By | December 16, 2013

It’s easy to imagine that your agency will stay in business for as long as you want, but in reality, commercial endurance is about action, not wishful thinking. To persevere in today’s competitive insurance marketplace, every independent agency must create a survival to-do list and then enact it. And since it’s New Year’s resolution time … well you get the idea. Below are key items to consider, if you haven’t done them already.

Go Mobile

Almost every insurance buyer has a smartphone; it’s their virtual window into the world. They use it to search for information, including the products and services they want to buy. So, if your agency isn’t easily accessible via mobile devices, then you are at a serious competitive disadvantage. Here are four ways to do it.

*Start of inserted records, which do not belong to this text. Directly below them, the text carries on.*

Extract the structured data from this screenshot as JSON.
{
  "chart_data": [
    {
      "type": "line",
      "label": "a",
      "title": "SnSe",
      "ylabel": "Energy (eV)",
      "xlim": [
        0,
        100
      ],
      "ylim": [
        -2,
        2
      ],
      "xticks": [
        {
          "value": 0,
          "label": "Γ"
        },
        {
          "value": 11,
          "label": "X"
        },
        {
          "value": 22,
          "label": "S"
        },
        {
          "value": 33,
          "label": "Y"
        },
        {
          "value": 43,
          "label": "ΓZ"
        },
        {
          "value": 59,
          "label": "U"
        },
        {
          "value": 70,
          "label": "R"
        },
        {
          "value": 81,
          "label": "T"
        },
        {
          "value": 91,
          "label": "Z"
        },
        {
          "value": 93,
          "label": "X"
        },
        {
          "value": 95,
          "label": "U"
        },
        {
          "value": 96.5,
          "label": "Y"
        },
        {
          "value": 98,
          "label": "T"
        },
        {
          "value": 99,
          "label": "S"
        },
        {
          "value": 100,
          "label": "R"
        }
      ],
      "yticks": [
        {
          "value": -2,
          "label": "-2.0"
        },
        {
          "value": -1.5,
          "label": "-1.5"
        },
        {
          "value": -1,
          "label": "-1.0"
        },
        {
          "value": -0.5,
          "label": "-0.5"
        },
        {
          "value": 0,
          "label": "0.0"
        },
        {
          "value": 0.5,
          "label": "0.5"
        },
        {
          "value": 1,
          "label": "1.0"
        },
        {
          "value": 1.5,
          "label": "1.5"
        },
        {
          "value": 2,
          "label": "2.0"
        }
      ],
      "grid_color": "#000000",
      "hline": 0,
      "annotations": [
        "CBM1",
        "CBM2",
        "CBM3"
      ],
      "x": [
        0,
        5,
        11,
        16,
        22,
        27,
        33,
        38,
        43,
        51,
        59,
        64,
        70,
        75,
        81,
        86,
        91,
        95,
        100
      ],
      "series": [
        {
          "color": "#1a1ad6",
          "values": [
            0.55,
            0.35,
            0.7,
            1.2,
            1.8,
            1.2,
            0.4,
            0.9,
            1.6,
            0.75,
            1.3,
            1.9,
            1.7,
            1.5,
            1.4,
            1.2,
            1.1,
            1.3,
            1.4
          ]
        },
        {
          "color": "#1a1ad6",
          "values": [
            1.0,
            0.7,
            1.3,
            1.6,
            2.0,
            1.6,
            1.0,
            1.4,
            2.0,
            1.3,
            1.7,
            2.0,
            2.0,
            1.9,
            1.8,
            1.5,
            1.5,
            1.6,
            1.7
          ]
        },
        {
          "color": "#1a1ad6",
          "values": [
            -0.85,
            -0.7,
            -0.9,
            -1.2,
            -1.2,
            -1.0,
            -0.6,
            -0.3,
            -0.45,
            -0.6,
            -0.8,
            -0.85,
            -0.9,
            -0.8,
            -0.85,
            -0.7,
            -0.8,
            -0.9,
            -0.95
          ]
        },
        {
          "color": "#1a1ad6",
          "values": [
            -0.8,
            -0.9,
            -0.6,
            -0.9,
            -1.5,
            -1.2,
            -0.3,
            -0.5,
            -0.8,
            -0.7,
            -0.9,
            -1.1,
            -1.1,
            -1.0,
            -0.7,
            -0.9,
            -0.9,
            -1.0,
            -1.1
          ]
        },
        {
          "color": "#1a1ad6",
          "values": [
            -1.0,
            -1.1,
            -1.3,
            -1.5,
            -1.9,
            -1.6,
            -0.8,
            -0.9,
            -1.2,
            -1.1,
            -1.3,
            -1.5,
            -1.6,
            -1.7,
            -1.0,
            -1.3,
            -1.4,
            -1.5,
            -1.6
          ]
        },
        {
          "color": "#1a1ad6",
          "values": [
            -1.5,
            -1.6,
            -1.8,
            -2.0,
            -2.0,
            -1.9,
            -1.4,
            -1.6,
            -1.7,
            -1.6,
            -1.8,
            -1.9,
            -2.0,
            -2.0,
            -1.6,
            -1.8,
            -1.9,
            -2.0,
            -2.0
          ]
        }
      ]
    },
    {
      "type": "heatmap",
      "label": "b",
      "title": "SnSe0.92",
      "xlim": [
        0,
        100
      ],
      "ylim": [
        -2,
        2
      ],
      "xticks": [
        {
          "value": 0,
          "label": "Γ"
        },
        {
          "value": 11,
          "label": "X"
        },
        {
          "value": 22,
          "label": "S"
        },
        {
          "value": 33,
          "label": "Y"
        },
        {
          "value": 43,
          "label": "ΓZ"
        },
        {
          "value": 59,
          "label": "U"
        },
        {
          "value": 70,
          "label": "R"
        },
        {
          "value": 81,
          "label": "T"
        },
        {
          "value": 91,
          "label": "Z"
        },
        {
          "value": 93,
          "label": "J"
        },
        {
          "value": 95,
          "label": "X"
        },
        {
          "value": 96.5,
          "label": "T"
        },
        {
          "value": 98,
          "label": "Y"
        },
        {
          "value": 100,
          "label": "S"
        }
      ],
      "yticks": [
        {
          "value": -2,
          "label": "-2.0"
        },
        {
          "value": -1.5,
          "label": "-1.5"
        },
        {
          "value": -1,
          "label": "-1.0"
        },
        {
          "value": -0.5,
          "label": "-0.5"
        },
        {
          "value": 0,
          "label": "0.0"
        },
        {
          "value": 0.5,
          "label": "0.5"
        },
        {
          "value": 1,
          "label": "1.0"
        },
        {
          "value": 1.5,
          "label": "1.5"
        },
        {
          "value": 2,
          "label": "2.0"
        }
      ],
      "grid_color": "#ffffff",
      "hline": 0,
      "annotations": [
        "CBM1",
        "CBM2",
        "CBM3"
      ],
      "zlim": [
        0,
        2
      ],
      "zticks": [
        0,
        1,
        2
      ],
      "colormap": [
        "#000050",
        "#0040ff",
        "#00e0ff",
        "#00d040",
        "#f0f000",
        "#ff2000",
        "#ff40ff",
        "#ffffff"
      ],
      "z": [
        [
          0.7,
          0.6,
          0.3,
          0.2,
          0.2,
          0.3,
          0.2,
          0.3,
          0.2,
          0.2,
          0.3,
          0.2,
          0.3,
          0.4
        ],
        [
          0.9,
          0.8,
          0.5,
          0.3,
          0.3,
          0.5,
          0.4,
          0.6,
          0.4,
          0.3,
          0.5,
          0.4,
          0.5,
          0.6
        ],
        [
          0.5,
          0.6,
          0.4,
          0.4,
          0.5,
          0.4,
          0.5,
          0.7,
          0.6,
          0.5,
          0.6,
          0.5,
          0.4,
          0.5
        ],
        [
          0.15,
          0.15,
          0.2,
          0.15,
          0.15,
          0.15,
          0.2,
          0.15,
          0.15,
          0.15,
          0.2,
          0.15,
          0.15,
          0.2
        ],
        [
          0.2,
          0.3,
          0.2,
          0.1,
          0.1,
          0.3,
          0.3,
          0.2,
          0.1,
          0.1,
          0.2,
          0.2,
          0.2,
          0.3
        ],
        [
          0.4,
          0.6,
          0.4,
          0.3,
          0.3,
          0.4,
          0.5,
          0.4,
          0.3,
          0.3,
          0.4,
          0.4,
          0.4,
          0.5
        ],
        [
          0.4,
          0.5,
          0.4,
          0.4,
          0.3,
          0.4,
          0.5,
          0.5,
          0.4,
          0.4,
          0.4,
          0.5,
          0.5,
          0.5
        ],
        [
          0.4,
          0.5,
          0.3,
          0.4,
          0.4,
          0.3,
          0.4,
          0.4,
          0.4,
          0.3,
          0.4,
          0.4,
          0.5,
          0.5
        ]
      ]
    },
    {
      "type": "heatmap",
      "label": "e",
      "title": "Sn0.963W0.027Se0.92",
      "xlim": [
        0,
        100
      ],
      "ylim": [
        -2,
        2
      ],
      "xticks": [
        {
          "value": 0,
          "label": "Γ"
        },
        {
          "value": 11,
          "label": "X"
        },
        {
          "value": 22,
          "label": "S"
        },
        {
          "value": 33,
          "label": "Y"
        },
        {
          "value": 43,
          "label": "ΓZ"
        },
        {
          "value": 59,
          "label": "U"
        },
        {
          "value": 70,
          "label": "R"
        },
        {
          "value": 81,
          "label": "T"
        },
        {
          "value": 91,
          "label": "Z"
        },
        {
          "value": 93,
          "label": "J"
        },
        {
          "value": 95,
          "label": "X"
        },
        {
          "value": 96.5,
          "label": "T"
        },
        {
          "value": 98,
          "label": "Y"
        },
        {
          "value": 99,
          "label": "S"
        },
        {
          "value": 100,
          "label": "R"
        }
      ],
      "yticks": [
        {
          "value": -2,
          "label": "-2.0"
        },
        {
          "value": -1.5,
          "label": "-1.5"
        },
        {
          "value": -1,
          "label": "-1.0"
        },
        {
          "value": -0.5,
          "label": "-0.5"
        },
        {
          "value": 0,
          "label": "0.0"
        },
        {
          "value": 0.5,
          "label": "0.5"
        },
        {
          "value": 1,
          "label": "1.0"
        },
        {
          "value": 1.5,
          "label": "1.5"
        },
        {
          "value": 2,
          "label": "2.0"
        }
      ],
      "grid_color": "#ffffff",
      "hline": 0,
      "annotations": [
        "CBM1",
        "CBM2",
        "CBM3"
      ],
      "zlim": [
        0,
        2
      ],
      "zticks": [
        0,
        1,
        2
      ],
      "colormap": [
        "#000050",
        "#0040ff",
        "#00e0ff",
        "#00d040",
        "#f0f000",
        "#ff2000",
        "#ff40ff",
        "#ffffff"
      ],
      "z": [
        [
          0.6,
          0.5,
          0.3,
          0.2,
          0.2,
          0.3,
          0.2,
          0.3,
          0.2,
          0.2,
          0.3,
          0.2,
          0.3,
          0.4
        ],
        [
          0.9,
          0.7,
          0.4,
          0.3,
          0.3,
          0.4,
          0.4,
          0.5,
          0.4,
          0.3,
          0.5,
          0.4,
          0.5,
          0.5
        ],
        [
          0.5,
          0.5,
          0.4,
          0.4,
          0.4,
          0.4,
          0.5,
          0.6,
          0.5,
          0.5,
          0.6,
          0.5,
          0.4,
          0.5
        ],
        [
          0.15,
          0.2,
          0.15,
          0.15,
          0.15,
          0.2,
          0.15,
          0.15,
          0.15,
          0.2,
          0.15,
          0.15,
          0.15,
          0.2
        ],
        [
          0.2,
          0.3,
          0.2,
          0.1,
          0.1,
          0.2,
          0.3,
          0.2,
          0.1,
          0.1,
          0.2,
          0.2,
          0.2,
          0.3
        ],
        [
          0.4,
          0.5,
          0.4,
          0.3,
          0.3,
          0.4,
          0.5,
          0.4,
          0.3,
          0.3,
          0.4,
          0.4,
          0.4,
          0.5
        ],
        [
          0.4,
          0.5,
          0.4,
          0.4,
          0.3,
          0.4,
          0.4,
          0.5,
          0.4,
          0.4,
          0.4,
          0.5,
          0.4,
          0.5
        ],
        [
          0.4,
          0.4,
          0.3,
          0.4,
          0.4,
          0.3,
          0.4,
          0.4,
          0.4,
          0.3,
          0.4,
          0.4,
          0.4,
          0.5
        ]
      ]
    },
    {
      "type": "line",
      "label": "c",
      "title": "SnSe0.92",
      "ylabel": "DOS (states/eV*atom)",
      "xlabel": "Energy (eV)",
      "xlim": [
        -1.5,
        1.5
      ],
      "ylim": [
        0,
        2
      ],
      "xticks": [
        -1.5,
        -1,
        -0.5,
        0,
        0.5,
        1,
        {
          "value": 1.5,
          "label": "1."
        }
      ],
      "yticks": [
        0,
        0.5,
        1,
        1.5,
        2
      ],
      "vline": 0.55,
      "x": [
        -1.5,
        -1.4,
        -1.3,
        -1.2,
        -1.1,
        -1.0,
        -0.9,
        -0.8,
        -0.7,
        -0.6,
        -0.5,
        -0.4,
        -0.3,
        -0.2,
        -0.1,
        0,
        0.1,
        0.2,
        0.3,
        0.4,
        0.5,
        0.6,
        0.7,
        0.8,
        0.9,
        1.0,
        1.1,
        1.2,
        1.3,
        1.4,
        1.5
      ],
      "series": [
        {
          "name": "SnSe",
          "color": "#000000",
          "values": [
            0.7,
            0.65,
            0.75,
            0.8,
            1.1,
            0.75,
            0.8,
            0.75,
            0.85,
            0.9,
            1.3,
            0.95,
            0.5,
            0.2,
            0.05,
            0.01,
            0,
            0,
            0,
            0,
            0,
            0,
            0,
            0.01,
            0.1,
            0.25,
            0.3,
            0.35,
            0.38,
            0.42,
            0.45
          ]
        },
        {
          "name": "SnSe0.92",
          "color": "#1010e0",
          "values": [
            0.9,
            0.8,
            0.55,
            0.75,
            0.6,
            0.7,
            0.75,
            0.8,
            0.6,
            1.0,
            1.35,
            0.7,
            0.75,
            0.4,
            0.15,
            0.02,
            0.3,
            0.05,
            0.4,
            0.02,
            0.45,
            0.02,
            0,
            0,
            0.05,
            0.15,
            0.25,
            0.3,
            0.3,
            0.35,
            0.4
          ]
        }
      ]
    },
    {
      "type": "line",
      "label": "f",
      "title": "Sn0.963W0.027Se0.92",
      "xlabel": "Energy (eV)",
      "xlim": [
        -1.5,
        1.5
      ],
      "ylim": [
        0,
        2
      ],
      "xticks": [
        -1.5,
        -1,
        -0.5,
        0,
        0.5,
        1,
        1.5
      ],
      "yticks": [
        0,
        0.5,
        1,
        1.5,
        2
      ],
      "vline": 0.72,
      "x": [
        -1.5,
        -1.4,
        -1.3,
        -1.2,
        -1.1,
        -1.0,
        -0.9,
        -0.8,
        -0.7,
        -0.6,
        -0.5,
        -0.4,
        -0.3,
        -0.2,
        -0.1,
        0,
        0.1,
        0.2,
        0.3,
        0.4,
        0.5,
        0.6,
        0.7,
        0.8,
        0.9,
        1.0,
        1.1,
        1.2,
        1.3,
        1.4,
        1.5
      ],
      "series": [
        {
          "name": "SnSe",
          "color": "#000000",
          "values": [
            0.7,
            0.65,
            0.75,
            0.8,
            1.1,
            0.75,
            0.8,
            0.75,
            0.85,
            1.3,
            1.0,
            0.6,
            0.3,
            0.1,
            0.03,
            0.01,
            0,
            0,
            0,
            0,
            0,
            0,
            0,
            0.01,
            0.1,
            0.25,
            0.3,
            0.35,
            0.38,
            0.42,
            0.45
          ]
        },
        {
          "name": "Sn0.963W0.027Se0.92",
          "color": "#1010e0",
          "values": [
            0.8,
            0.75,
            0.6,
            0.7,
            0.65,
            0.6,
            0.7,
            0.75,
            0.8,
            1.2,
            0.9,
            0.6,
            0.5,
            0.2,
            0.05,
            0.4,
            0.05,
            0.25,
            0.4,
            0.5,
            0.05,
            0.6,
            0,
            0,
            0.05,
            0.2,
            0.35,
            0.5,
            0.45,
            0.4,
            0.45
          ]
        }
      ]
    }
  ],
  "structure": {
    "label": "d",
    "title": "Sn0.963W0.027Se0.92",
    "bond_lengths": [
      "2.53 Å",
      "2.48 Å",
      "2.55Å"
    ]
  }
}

Hire a conversion website to convert your desktop into one that’s “mobile-friendly.” bmobilized.com and dudamobile.com are two sites that tout this service… Publish a second, smaller website that’s for mobile users only… Replace your desktop site with a “responsive” website that automatically adjusts your menus and content to any size screen, from phone to PC (example: agencyideas.com)… Post agency apps for iOS and Android users. There are myriad sources for custom and customizable apps, ranging from vendors to carriers.

Every independent agency must create a survival to-do list and then enact it.

Attract Micro Businesses

Micros are smaller than the traditional “small” business and consist mainly of digital-only operations along with a variety of incubated start-ups. Some are even financed through crowd-funding, a web-based mechanism for raising small dollar investments. Use the unit to teach new agents about commercial lines, to train sales-minded CSRs, and to experiment with various marketing methods. Most micros will fail or stay tiny, but some will rapidly grow. It’s how Apple started and it’s why local governments and venture capitalists invest in incubators.

Raise Revenue per Employee

There are multiple elements to this top-line action. They commonly include better work efficiencies… Aggressively soliciting every desirable P/C policy your insureds have outside of your agency… Selling non-P/C products such as life and financial services to current clients… Working mainly with carriers who offer competitive premiums and commissions.

Be Social

Social media is here to stay and it’s evolving every day. Get in on it and keep on it in 2014. Just don’t bet the agency on it. Use the media, in partnership with viable traditional methodologies, not in lieu of them.

Revisit Direct Mail

Postal mail marketing isn’t dead; it’s just out of favor in this neo-digital age. Regardless, it has its virtues. Its tangible nature and flexible design serves as an attention-grabbing asset when used creatively. As such, addressees open most direct mail envelopes, whereas only a fraction of promotional email is opened and read. Use it selectively in 2014, in conjunction with your social media and other digital marketing efforts, to cross-sell, upsell, and to attract new prospects.

Rededicate Personal Lines

Don’t abandon auto and home to the jumbo insurers. Personal lines provides a survival enhancing revenue stream. Plus it puts you in regular contact with your clients, keeping them engaged in ways beyond social media. There are endless ways to compete. Re-read two of my past columns for ideas… “50 Ways to Market Personal Lines Insurance” (Aug. 19, 2013) and “How to Compete for Personal Lines with the Direct Writers” (Nov. 21, 2011).

It’s hard to be overly concerned about survival when renewal checks keep coming in. But when they stop, it’s too late to worry. Now is the time to make your survival to-do list and check off each item. Endure and grow in 2014 for your sake and that of the independent agency channel.